Sangin, however, is where the British military have lost the most lives in the Afghan conflict and there will be those who will claim that the handover to the Americans is betraying the memories of those who have fallen.
The handover of other British-controlled towns in Helmand to the Americans had led to the charge that areas where "blood and treasure" had been invested by the UK were being "given away". But the concept that land was somehow being "given away" is in itself rather strange. We are talking here not of some parts of Kent but sovereign Afghanistan whose security would, one day, be provided by the Afghan government. Whether this involves American control in the process is immaterial.
It is also difficult to see how British troops staying in Sangin, with the inevitable deaths, is, in some way, a homage to the dead. More boots on the ground where UK forces already operate will provide added security and help to lower the rate of casualties, and that, surely, should be the aim of the commanders.

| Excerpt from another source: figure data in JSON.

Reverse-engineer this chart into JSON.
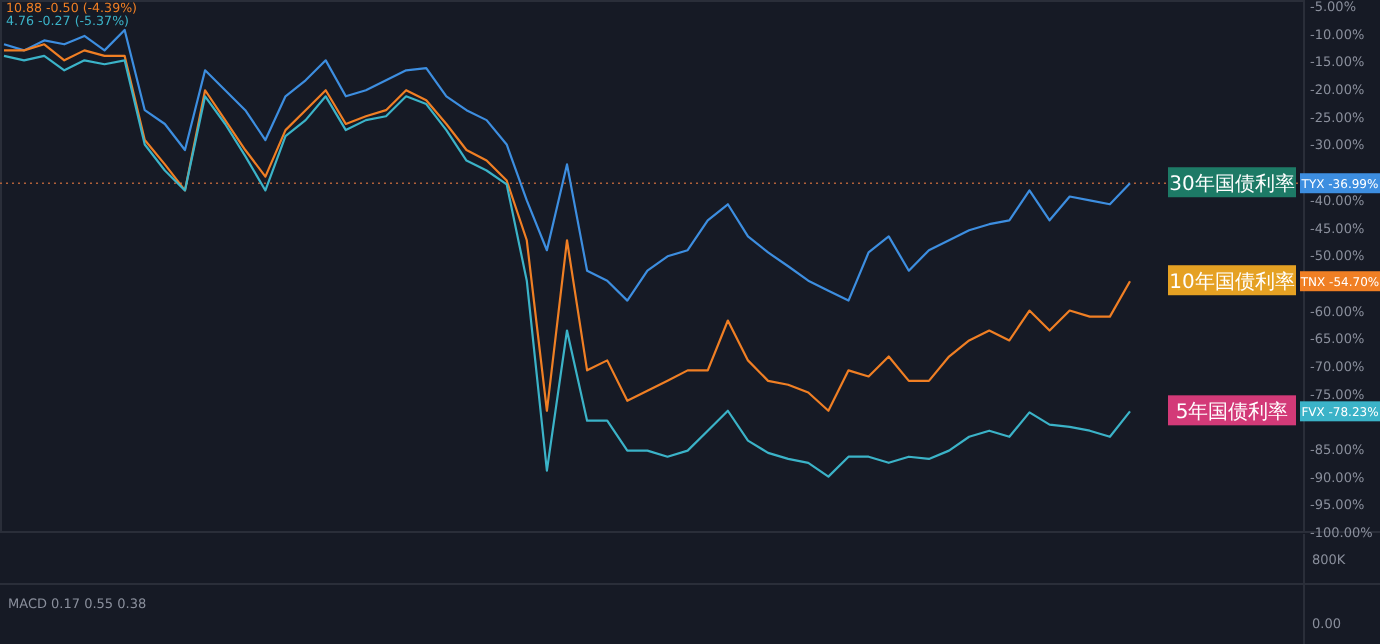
{
  "chart_data": [
    {
      "type": "line",
      "categories": [
        null,
        null,
        null,
        null,
        null,
        null,
        null,
        null,
        null,
        null,
        null,
        null,
        null,
        null,
        null,
        null,
        null,
        null,
        null,
        null,
        null,
        null,
        null,
        null,
        null,
        null,
        null,
        null,
        null,
        null,
        null,
        null,
        null,
        null,
        null,
        null,
        null,
        null,
        null,
        null,
        null,
        null,
        null,
        null,
        null,
        null,
        null,
        null,
        null,
        null,
        null,
        null,
        null,
        null,
        null,
        null,
        null
      ],
      "series": [
        {
          "name": "30年国债利率",
          "color": "#3d8ee0",
          "values": [
            -11.9,
            -13.0,
            -11.2,
            -11.9,
            -10.4,
            -13.0,
            -9.3,
            -23.8,
            -26.3,
            -31.0,
            -16.6,
            -20.2,
            -23.8,
            -29.2,
            -21.3,
            -18.4,
            -14.8,
            -21.3,
            -20.2,
            -18.4,
            -16.6,
            -16.2,
            -21.3,
            -23.8,
            -25.6,
            -30.0,
            -40.1,
            -49.1,
            -33.6,
            -52.8,
            -54.6,
            -58.2,
            -52.8,
            -50.2,
            -49.1,
            -43.7,
            -40.8,
            -46.6,
            -49.5,
            -52.0,
            -54.6,
            -56.4,
            -58.2,
            -49.5,
            -46.6,
            -52.8,
            -49.1,
            -47.3,
            -45.5,
            -44.4,
            -43.7,
            -38.3,
            -43.7,
            -39.4,
            -40.1,
            -40.8,
            -37.0
          ]
        },
        {
          "name": "10年国债利率",
          "color": "#f07f24",
          "values": [
            -13.0,
            -13.0,
            -11.9,
            -14.8,
            -13.0,
            -14.0,
            -14.0,
            -29.2,
            -33.6,
            -38.3,
            -20.2,
            -25.6,
            -31.0,
            -35.8,
            -27.4,
            -23.8,
            -20.2,
            -26.3,
            -24.9,
            -23.8,
            -20.2,
            -22.0,
            -26.3,
            -31.0,
            -32.9,
            -36.5,
            -47.3,
            -78.1,
            -47.3,
            -70.8,
            -69.0,
            -76.3,
            -74.5,
            -72.7,
            -70.8,
            -70.8,
            -61.8,
            -69.0,
            -72.7,
            -73.4,
            -74.8,
            -78.1,
            -70.8,
            -71.9,
            -68.3,
            -72.7,
            -72.7,
            -68.3,
            -65.4,
            -63.6,
            -65.4,
            -60.0,
            -63.6,
            -60.0,
            -61.1,
            -61.1,
            -54.7
          ]
        },
        {
          "name": "5年国债利率",
          "color": "#3bb3c8",
          "values": [
            -14.0,
            -14.8,
            -14.0,
            -16.6,
            -14.8,
            -15.5,
            -14.8,
            -30.0,
            -34.7,
            -38.3,
            -21.3,
            -26.3,
            -32.1,
            -38.3,
            -28.5,
            -25.6,
            -21.3,
            -27.4,
            -25.6,
            -24.9,
            -21.3,
            -22.7,
            -27.4,
            -32.9,
            -34.7,
            -37.2,
            -54.6,
            -88.9,
            -63.6,
            -79.9,
            -79.9,
            -85.3,
            -85.3,
            -86.4,
            -85.3,
            -81.7,
            -78.1,
            -83.5,
            -85.7,
            -86.8,
            -87.5,
            -90.0,
            -86.4,
            -86.4,
            -87.5,
            -86.4,
            -86.8,
            -85.3,
            -82.8,
            -81.7,
            -82.8,
            -78.4,
            -80.6,
            -81.0,
            -81.7,
            -82.8,
            -78.2
          ]
        }
      ],
      "ylim": [
        -100,
        -3.9
      ],
      "legend": "right",
      "yticks": [
        {
          "value": -5,
          "label": "-5.00%"
        },
        {
          "value": -10,
          "label": "-10.00%"
        },
        {
          "value": -15,
          "label": "-15.00%"
        },
        {
          "value": -20,
          "label": "-20.00%"
        },
        {
          "value": -25,
          "label": "-25.00%"
        },
        {
          "value": -30,
          "label": "-30.00%"
        },
        {
          "value": -40,
          "label": "-40.00%"
        },
        {
          "value": -45,
          "label": "-45.00%"
        },
        {
          "value": -50,
          "label": "-50.00%"
        },
        {
          "value": -60,
          "label": "-60.00%"
        },
        {
          "value": -65,
          "label": "-65.00%"
        },
        {
          "value": -70,
          "label": "-70.00%"
        },
        {
          "value": -75,
          "label": "-75.00%"
        },
        {
          "value": -85,
          "label": "-85.00%"
        },
        {
          "value": -90,
          "label": "-90.00%"
        },
        {
          "value": -95,
          "label": "-95.00%"
        },
        {
          "value": -100,
          "label": "-100.00%"
        }
      ],
      "ref_lines": [
        {
          "axis": "y",
          "value": -37.0,
          "color": "#b0603a",
          "line_style": "dotted"
        }
      ],
      "annotations": [
        "10.88 -0.50 (-4.39%)",
        "4.76 -0.27 (-5.37%)",
        "TYX -36.99%",
        "TNX -54.70%",
        "FVX -78.23%"
      ]
    },
    {
      "type": "other",
      "annotations": [
        "800K",
        "MACD 0.17 0.55 0.38",
        "0.00"
      ]
    }
  ]
}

There is, however, another aspect to the presence in Sangin which relates to a sensitive chapter in Anglo-American relations. There is little doubt that senior officers in the US military were critical of the way UK forces conducted themselves towards the end of their deployment in Iraq - letting militias impose a brutal regime in Basra and then withdrawing altogether when Washington was requesting that they stay on.
Holding Sangin, one of the most dangerous places in Afghanistan, some, at least, in the UK military hierarchy felt, was recompense for what happened in Basra. As one senior officer said: " When you are in alliance you have got to take the tough with the less tough. You cannot expect your ally to deal with all the tough situations."
But there is one vital difference between the two situations. Unlike Basra, the Americans have not been pressing for the British to stay on in Sangin, saying instead, that having US forces there would make issues of command and control simpler.
There is little doubt that the Nato mission in Afghanistan is approaching a critical period, with increasing scepticism about the war from the public and politicians. The time frame for an exit strategy is tight and the military strategy being revamped at a rapid rate. The move from Sangin is very much a part of that and it is pointless to read anything much more into it.